Savez-vous tirer les chèvres ?


Je dois à l’amitié d’ A. P., qui m’a déjà fourni tant de renseignements utiles sur Guémené, d’avoir entendu parler d’une vieille tradition.

Il s’agit d’une pratique liée à la célébration de la Saint Jean, et qu’il a vu faire à son grand-père, à Guémené, sans doute encore autour de 1950.

Cette coutume s’appelle « tirer les joncs (ou les chèvres)».

J’ai trouvé en cherchant sur Internet trois témoignages concordants, que je restitue ci-après, qui permettent d’en saisir les modalités et qui montrent également que cette coutume a été, un temps, partagée par toute la Bretagne : la Haute (Pays Gallo) comme la Basse (Pays Bretonnant).

Je transcris également à la fin de l'article un extrait d'un ouvrage de 1886 (Les coutumes populaires de Haute-Bretagne, par Paul Sébillot) qui évoque cette question.

Les témoignages semblent indiquer que cette coutume était en voie d’extinction il y a déjà 60 ans ou plus. Mais j’aimerais bien savoir si quelqu’un d’autre à Guémené en a gardé quelque souvenir ?


Dans le pays de Saint-Pol-de-Léon

Dans le Léon, dans le Nord-Ouest de la Bretagne donc, lors des feux de la Saint-Jean, on faisait chanter les bassines de cuivre à l'aide de brins de joncs.

Au crépuscule, au moment de l'embrasement du tantad (feu de joie), les sonneurs se mettaient en action. 

Une bassine au fond rempli d'eau est posée sur un trépied. Tandis qu'un sonneur tient les brins de jonc contre le bord, l'autre y fait glisser ses doigts humides et le frottement engendre une vibration qui se transmet au chaudron. 

Le son produit est un bourdonnement puissant et continu, qui s'entend de très loin, comme un vacarme qui envahit la nuit.


Dans la région de Rennes

A la Saint-Jean, le feu flambe sur une hauteur pour être vu de tous côtés, et la paesle (bassine) d'airain est posée sur un trépied renversé. 

Une personne prend cinq à six brins de joncs, les confie à une deuxième personne qui s'assoit près de la paesle et les tient fermement. L'autre fait glisser ses doigts sur les joncs en les humectant de temps à autre dans l'eau. Le mouvement rappelle celui de la traite d'où les expressions "tirer les joncs", "tirer la chèvre".

Le grincement des joncs devient un bourdon uniforme, à peine modulé, le volume du son atteint des sommets. Les gens se mettent à chanter autour de la paesle. Le tireur baisse le son et s'accorde au rythme du chant, alors le chant passe dans la paesle sonnante et est amplifié.

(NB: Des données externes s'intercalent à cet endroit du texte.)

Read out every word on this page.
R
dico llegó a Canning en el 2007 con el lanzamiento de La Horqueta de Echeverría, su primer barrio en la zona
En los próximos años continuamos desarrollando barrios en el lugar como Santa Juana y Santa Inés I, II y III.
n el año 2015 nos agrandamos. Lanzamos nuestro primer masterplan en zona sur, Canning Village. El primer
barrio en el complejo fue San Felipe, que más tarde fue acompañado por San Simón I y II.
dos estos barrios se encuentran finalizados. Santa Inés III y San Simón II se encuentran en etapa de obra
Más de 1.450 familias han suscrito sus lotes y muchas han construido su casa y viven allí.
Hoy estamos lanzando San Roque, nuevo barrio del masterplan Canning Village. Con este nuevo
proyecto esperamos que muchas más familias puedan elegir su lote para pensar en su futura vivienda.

Un homme pose son couteau sur le bord de la paesle, qui se met à tressauter en émettant un bruit de martellement, le chant s'arrête. Le tireur redonne du volume en conservant le rythme de la chanson précédente. L'homme enlève son couteau. Le son devient lancinant et une mélodie qu'on dirait aléatoire se met à danser sur la note grave du bourdon. Les ridelles de l'eau s'organisent en un schéma qu'elles ne quitteront plus. Chaque paesle dessine un motif différent.



***

Sur un trépied, raconte un autre témoin, on disposait une bassine en airain souvent appelé pelle, au-dessus de laquelle on tendait une ou plusieurs tiges de joncs qu’une personne maintenait en contact avec la bassine. 

Une autre personne, disposée en face, faisait alors glisser le jonc entre ses doigts pour le faire vibrer. Lorsque la vibration était suffisante celle-ci se propageait à la pelle qui émettait alors un son grave et continu. 

Cette tradition a été connue sur toute la Haute Bretagne, en milieu rural. La pratique était courante jusqu’aux portes de Rennes, même si, dans l’entre-deux-guerres : « c’était déjà des gens qui le faisaient pour refaire comme avant … Pour montrer les traditions des anciens ! »


D'après l'ouvrage de 1886 de Paul Sébillot


Dans la Haute-Bretagne, la Saint Jean est célé­brée par des feux de joie, qu'on appelle rieux ou raviers. Cet usage, pourtant, n'est pas absolument général : en Ille-et-Vilaine, je connais des communes où l'on n'allume pas de feux de joie, bien que le patron de la paroisse soit Saint Jean
Mais dans ces communes, de même que dans nombre de pays d Ille-et-Vilaine et des Côtes­-du-Nord, il est d'usage, la veille de la fête, de "tirer les chieuves », ou de « tirer les joncs ».

Voici comment on s'y prend : on pose sur un trépied un bassin de cuivre dans le fond duquel on met une clé, et qu'on arrose avec du vinaigre ou du cidre aigri. On tend dessus des joncs qu'on fait raidir comme les cordes d'un instrument et on passe les mains sur ces joncs avec un mouvement de va-et-vient analogue à celui d'une per­sonne qui tire (qui trait) les chèvres. C'est de là sans doute que vient l'expression.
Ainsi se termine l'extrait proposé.